Così il Dalì che possiamo ammirare fino al 5 febbraio 2017, seguendo un percorso composto da circa 150 opere, è quello della selezione di importanti tele capaci di raccontare l’ispirazione che il Maestro traeva dai capolavori dell’epoca di Michelangelo e Raffaello. Si tratta di opere provenienti dai due più importanti musei dedicati a Dalì, ovvero il Teatro Museo di Figueres e il Dalì Museum di St. Petersburg in Florida, e dai Musei Vaticani. Ecco così irrompere la forza straordinaria di tele poco conosciute e in alcuni casi inedite (sono quattro: Senza titolo, Mosé dalla tomba di Giulio II de’ Medici di Michelangelo, Senza titolo. Cristo dalla Pietà da Palestrina di Michelangelo, Senza titolo. Giuliano de’ Medici dalla tomba di Giuliano de’ Medici di Michelangelo, nella foto sotto, e Senza titolo. Dal michelangiolesco Ragazzo accovacciato), caratteristiche dell’ultimo periodo di vita dell’artista.
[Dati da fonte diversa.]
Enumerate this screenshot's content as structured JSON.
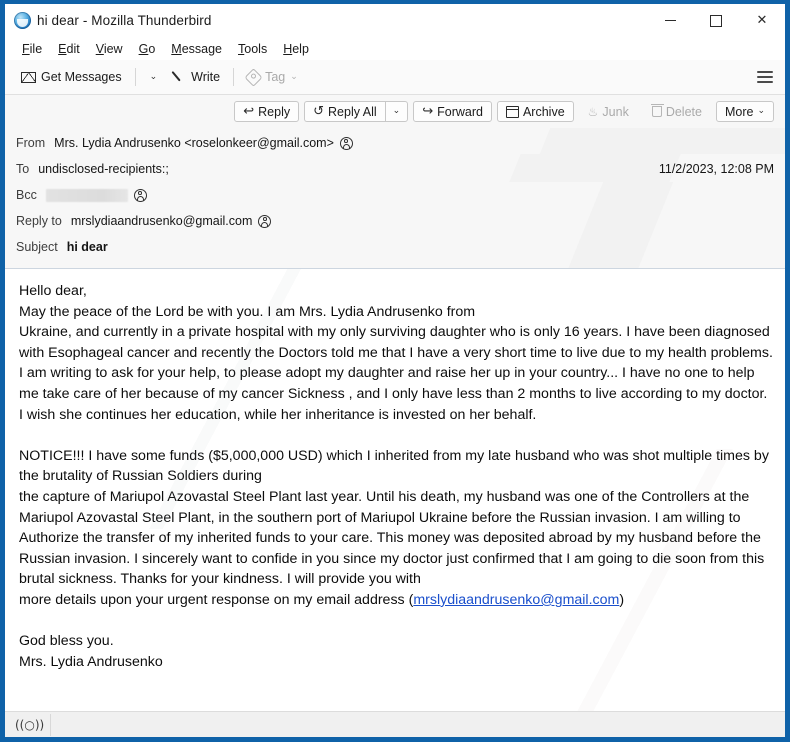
{
  "window": {
    "title": "hi dear - Mozilla Thunderbird",
    "logo_icon": "thunderbird-logo-icon",
    "controls": {
      "minimize": "minimize-icon",
      "maximize": "maximize-icon",
      "close": "✕"
    }
  },
  "menubar": {
    "items": [
      {
        "label": "File",
        "accel": "F"
      },
      {
        "label": "Edit",
        "accel": "E"
      },
      {
        "label": "View",
        "accel": "V"
      },
      {
        "label": "Go",
        "accel": "G"
      },
      {
        "label": "Message",
        "accel": "M"
      },
      {
        "label": "Tools",
        "accel": "T"
      },
      {
        "label": "Help",
        "accel": "H"
      }
    ]
  },
  "toolbar": {
    "get_messages_label": "Get Messages",
    "get_messages_icon": "envelope-download-icon",
    "get_messages_caret": "⌄",
    "write_label": "Write",
    "write_icon": "pencil-icon",
    "tag_label": "Tag",
    "tag_icon": "tag-icon",
    "tag_caret": "⌄",
    "app_menu_icon": "hamburger-menu-icon"
  },
  "message_actions": {
    "reply_label": "Reply",
    "reply_icon": "reply-arrow-icon",
    "reply_all_label": "Reply All",
    "reply_all_icon": "reply-all-arrow-icon",
    "reply_all_caret": "⌄",
    "forward_label": "Forward",
    "forward_icon": "forward-arrow-icon",
    "archive_label": "Archive",
    "archive_icon": "archive-box-icon",
    "junk_label": "Junk",
    "junk_icon": "junk-flame-icon",
    "delete_label": "Delete",
    "delete_icon": "trash-icon",
    "more_label": "More",
    "more_caret": "⌄"
  },
  "message_header": {
    "from_label": "From",
    "from_value": "Mrs. Lydia Andrusenko <roselonkeer@gmail.com>",
    "from_avatar_icon": "contact-avatar-icon",
    "to_label": "To",
    "to_value": "undisclosed-recipients:;",
    "date": "11/2/2023, 12:08 PM",
    "bcc_label": "Bcc",
    "bcc_value_redacted": "",
    "bcc_avatar_icon": "contact-avatar-icon",
    "reply_to_label": "Reply to",
    "reply_to_value": "mrslydiaandrusenko@gmail.com",
    "reply_to_avatar_icon": "contact-avatar-icon",
    "subject_label": "Subject",
    "subject_value": "hi dear"
  },
  "message_body": {
    "line_1": "Hello dear,",
    "line_2": "May the peace of the Lord be with you. I am Mrs. Lydia Andrusenko from",
    "line_3": "Ukraine, and currently in a private hospital with my only surviving daughter who is only 16 years. I have been diagnosed with Esophageal cancer and recently the Doctors told me that I have a very short time to live due to my health problems.",
    "line_4": "I am writing to ask for your help, to please adopt my daughter and raise her up in your country... I have no one to help me take care of her because of my cancer Sickness , and I only have less than 2 months to live according to my doctor. I wish she continues her education, while her inheritance is invested on her behalf.",
    "line_5": "NOTICE!!! I have some funds ($5,000,000 USD) which I inherited from my late husband who was shot multiple times by the brutality of Russian Soldiers during",
    "line_6": "the capture of Mariupol Azovastal Steel Plant last year. Until his death, my husband was one of the Controllers at the Mariupol Azovastal Steel Plant, in the southern port of Mariupol Ukraine before the Russian invasion. I am willing to Authorize the transfer of my inherited funds to your care. This money was deposited abroad by my husband before the Russian invasion. I sincerely want to confide in you since my doctor just confirmed that I am going to die soon from this brutal sickness. Thanks for your kindness. I will provide you with",
    "line_7_prefix": "more details upon your urgent response on my email address (",
    "line_7_link": "mrslydiaandrusenko@gmail.com",
    "line_7_suffix": ")",
    "line_8": "God bless you.",
    "line_9": "Mrs. Lydia Andrusenko"
  },
  "statusbar": {
    "online_icon": "((○))"
  },
  "colors": {
    "frame_blue": "#0f62a8",
    "header_bg": "#f7f7f7",
    "link_blue": "#1a4fcc",
    "body_bg": "#ffffff"
  }
}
“Presentate per la prima volta come un corpus stilistico e tematico – si legge nella scheda della mostra – queste opere permettono di analizzare la tecnica e il pensiero di Dalì di quel periodo, e di evidenziare come le sue inquietudini continuassero a tradursi in espressione artistica. Approfondire la conoscenza dell’ultima fase di vita del pittore, ancora poco nota, significa entrare in contatto con il pensiero daliniano più peculiare, meditato da una espressività che persegue la ricerca dell’immortalità. Così come dimostrano anche i quattro dipinti – si legge – che aprono la mostra (La Trinità, studio per il concilio ecumenico – 1960, Paesaggio di Portlligat – 1950, Sant’Elena a Portlligat – 1956 circa e L’Angelo di Portlligat – 1952) dove è possibile notare una svolta mistica e religiosa nell’arte di Salvator Dalì”. Il cui “Manifesto Mistico”, datato 1951, vuole legittimare la sua pittura basata su temi religiosi che traggono ispirazione dagli artisti del Rinascimento.dali2pisa A Palazzo Blu, dove la mostra è stata presentata il 30 settembre scorso (vigilia dell’apertura al pubblico), sono visibili anche le xilografie che illustrano da Divina Commedia di Dante Alighieri. Un lavoro – realizzato fra il 1950 e il 1952 – che era stato commissionato all’artista spagnolo dal ministro della Pubblica Istruzione. Oltre cento acquerelli (per l’esattezza 102) che nel 1954 furono esposti a Roma, e quindi a Venezia e Milano. Un lavoro che suscitò polemiche e pressioni politiche da parte di chi era contrario che uno spagnolo illustrasse il più grande capolavoro della letteratura italiana: il governo italiano rescisse la commessa e Dalì, offeso del gesto, offrì le illustrazioni e il diritto di riproduzione, raddoppiando il prezzo, a Joseph Forêt che nel 1960 pubblicò il catalogo della mostra allestita al Palais Galliera di Parigi e nel 1963 un’edizione integrale della Commedia dantesca con i disegni di Dalì.

La mostra pisana non tralascia poi 27 disegni e acquerelli che raccontano la vita di Benvenuto Cellini. Si tratta di parte delle oltre quaranta illustrazioni commissionate a Dalì nel 1945 dall’editore Doubleday & Company per illustrare una nuova edizione della Vita dell’orafo fiorentino.palazzoblu

INFO: la mostra di Palazzo Blu (nella foto) è realizzata con il patrocinio del ministero dei Beni e delle attività culturali, dell’ambasciata di Spagna a Roma, della Regione Toscana e del Comune di Pisa. L’organizzazione è a cura della Fondazione Palazzo Blu insieme a MondoMostre, con la collaborazione della Fundació Gala-Salvator Dalì e grazie al contributo della Real Academia de Espana en Rome. Il catalogo è edito da Skira.  La mostra è aperta dal lunedì al venerdì dalle 10 alle 19, sabato, domenica e festivi dalle 10 alle 20. Biglietto intero 12 euro con audioguida inclusa, ridotto da 5 a 10 euro, sempre con audioguida inclusa.